Direct Debits or Recurring Card Payments
When your business has the need to collect payments from customers on a regular recurring basis there are a number of payment collection methods you can choose including Direct Debit and Continuous Payment Authorities. The method you choose is often determined by your business model. Direct Debit offers an automated collection run, usually via a regular manual upload to your Direct Debit portal, advise of account changes and closures are notified to you via an automated method and the customer is protected by the Direct Debit Guarantee. There’s no doubt that the collection method works but having a Continuous Payment Authority and managing your payments via a Recurring Card Payment system can often be much simpler for your business and more suitable for your customer.
Applying to take Direct Debits? Acceptance isn’t guaranteed
You will need to be approved by your bank to collect payment via Direct Debit and will need an approved infrastructure, standard documentation and mandate and must follow the Direct Debit rules set down by BACS.
Banks can be very risk averse and not all of their business customers will be authorised to collect by Direct Debit. They often require minimum turnover levels and strong balance sheets. Setting up a Direct Debit facility also allows companies access to obtain funds directly from their customers’ accounts. As a result, banks usually require that companies have been successfully trading for a number of years to obtain a Direct Debit facility. It is possible to outsource the Direct Debit collection to a third party. However in this instance, the charges are much higher and any financial advantage of using Direct Debits rather than recurring card payments is lost.
Will your customers accept Direct Debit as a payment method?
While Direct Debit is a good form of collection for B2B it is not as effective for B2C. Many individuals will simply not sign a Direct Debit mandate. Typically, businesses collecting money from consumers see an uptake of between 60% and 80% for Direct Debits. This depends on the demographics of the person being asked to pay. Typically the less wealthy in society are less likely to sign a Direct Debit mandate. There is a good reason for this. Many bank account holders have had Direct Debits returned unpaid when they have insufficient funds in their accounts. This means the banks will impose significant bank charges. In the worst case scenario, these charges can take the account holder overdrawn and then the bank impose even more charges. Bank account holders who have experienced this situation blame the Direct Debit system and the lack of control it gives them over their payments and often resolves never to pay by Direct Debit again.
How can Recurring Card Payments help?
It is often much easier as a business to get a credit card processing account (merchant account) from an acquiring bank than it is to get approved to take Direct Debit.
Recurring payments offers a cheaper automated collection process than using a third party for Direct Debit and gives the customer the flexibility to pay by credit or debit card. If they don’t have enough money in their bank account the card will simply decline, you can then automate a retry for another day without your customer incurring bank charges. Continuous Payment Authorities now provide the same level of protection to customers as Direct Debits. The ConnectPay Recurring Card Payment system automates the payment process from start to finish. All the reports you need to manage the accounts and balances are included and the system is flexible and allows for automated retries for failed payments.

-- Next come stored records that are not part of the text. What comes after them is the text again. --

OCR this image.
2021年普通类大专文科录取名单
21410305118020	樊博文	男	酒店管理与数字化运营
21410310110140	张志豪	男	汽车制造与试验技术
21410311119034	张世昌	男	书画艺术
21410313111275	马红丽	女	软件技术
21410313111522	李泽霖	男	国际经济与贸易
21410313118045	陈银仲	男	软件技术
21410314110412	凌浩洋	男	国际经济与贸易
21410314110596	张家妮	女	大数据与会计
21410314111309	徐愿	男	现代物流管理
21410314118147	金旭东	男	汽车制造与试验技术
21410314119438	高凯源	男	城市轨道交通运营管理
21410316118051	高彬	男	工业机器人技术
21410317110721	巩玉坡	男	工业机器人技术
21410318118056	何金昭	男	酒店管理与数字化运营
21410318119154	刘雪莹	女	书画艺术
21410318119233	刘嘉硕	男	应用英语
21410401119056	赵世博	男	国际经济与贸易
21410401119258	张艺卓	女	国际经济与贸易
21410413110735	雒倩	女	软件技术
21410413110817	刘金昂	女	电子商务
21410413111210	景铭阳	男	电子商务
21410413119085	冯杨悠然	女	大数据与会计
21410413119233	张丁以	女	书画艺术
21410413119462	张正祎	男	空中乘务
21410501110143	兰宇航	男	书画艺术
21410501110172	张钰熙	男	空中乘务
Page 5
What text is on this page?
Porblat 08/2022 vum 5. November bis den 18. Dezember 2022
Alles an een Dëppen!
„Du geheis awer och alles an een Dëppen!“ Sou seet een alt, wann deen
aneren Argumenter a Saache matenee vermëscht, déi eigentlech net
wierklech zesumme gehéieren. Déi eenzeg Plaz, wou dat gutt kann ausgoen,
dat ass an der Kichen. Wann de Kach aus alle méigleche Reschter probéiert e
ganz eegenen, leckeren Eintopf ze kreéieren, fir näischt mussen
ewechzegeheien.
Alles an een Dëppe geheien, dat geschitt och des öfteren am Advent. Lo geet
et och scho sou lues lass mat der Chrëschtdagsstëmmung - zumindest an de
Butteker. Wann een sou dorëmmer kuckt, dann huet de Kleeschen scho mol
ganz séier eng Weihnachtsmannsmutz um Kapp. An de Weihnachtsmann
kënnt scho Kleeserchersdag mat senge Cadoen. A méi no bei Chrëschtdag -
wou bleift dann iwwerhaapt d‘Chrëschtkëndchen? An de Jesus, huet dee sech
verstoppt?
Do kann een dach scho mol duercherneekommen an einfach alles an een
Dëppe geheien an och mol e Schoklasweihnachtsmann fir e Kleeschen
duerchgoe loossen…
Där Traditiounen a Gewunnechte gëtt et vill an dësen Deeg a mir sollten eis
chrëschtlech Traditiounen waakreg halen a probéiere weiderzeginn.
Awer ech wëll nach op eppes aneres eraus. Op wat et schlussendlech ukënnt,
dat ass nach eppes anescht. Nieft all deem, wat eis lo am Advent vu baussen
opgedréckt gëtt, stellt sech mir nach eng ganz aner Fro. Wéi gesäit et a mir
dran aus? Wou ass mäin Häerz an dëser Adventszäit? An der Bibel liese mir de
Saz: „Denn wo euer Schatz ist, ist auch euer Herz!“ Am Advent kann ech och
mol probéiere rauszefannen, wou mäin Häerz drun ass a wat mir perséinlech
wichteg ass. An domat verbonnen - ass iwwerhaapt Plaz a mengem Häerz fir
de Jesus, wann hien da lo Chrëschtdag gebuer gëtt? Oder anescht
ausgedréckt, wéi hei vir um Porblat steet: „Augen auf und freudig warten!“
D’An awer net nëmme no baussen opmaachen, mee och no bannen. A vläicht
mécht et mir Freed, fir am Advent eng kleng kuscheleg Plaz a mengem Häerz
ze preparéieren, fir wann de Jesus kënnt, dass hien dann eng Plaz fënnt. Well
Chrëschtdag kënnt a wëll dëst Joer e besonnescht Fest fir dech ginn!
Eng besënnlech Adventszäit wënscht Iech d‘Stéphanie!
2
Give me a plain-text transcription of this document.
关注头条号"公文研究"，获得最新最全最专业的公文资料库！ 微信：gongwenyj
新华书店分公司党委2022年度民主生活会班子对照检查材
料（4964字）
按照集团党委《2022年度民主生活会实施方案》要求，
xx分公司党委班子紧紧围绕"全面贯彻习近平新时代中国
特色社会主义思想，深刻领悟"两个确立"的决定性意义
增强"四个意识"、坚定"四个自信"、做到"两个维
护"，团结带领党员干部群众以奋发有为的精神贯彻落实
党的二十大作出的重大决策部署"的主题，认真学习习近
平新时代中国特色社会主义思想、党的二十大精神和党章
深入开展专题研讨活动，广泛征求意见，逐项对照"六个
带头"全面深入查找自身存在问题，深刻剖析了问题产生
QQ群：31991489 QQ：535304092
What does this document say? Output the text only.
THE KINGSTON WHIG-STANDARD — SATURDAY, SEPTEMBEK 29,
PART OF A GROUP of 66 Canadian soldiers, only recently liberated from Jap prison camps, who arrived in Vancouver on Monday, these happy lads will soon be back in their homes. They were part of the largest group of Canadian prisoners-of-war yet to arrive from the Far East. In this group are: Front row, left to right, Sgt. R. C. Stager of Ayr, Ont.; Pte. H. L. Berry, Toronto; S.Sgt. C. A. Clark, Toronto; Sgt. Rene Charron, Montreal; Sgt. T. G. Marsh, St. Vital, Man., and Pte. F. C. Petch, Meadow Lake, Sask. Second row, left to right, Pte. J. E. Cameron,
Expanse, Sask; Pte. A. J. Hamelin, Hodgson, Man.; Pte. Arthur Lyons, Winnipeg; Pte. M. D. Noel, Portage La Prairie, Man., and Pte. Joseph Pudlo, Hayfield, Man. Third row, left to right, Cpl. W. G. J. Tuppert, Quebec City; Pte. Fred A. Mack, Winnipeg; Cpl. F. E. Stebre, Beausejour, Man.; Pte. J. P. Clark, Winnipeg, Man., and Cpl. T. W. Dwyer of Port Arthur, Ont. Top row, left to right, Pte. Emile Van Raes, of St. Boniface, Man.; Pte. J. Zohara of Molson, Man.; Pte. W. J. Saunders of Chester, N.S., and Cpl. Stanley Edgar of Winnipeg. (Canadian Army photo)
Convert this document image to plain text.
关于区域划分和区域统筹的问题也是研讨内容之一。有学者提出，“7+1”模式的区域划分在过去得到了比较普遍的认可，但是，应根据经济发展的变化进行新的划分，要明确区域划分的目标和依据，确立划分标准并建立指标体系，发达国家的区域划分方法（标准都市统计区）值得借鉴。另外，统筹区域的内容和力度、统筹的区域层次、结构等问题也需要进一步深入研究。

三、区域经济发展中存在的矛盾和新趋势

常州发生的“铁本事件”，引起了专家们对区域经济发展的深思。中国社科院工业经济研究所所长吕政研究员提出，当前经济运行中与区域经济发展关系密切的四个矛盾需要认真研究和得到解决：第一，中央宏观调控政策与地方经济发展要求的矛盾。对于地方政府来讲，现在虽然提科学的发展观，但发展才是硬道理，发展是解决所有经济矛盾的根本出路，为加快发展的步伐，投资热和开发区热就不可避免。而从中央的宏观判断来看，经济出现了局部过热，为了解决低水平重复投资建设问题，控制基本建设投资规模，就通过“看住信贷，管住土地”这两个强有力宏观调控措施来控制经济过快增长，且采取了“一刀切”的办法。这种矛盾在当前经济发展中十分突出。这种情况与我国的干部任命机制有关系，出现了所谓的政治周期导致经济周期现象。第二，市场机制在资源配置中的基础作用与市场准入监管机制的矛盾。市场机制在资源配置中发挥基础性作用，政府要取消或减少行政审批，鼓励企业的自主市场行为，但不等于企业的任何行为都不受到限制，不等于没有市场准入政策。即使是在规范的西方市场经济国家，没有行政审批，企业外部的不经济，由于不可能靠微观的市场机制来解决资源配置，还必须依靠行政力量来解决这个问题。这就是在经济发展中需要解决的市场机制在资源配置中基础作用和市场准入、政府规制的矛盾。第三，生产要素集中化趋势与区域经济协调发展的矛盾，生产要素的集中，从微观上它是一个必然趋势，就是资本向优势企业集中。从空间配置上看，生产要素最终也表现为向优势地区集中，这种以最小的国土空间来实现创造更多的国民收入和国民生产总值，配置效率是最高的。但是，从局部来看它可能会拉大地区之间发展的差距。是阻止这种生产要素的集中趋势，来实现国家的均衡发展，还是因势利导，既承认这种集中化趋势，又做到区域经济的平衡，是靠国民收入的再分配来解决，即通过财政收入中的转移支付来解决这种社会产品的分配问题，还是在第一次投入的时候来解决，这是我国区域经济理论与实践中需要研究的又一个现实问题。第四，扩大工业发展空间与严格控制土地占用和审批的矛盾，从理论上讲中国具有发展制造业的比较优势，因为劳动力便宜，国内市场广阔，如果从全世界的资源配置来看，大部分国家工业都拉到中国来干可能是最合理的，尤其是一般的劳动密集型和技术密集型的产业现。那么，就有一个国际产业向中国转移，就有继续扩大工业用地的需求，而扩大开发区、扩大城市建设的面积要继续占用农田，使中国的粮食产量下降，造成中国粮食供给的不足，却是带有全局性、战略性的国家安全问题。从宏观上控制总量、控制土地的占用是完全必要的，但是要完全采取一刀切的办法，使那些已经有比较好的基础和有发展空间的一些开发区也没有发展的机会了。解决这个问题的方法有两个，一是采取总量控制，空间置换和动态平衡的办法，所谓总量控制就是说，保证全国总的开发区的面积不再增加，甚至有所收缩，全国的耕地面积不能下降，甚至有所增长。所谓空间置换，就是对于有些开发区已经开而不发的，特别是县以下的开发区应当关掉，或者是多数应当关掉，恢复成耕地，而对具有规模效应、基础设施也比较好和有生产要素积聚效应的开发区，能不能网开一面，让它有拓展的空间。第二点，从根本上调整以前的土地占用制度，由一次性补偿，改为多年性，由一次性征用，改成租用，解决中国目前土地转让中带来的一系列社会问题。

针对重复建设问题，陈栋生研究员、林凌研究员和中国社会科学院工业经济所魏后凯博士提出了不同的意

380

Both Direct Debits and recurring card payments have their place when it comes to collecting money. For B2B collections Direct Debits remain the sensible option. However if a business is unable to obtain a Direct Debit facility directly from a bank or they typically collect money from consumers then recurring card payments can be a viable option, even if it is only to address those account holders who refuse to complete a Direct Debit mandate.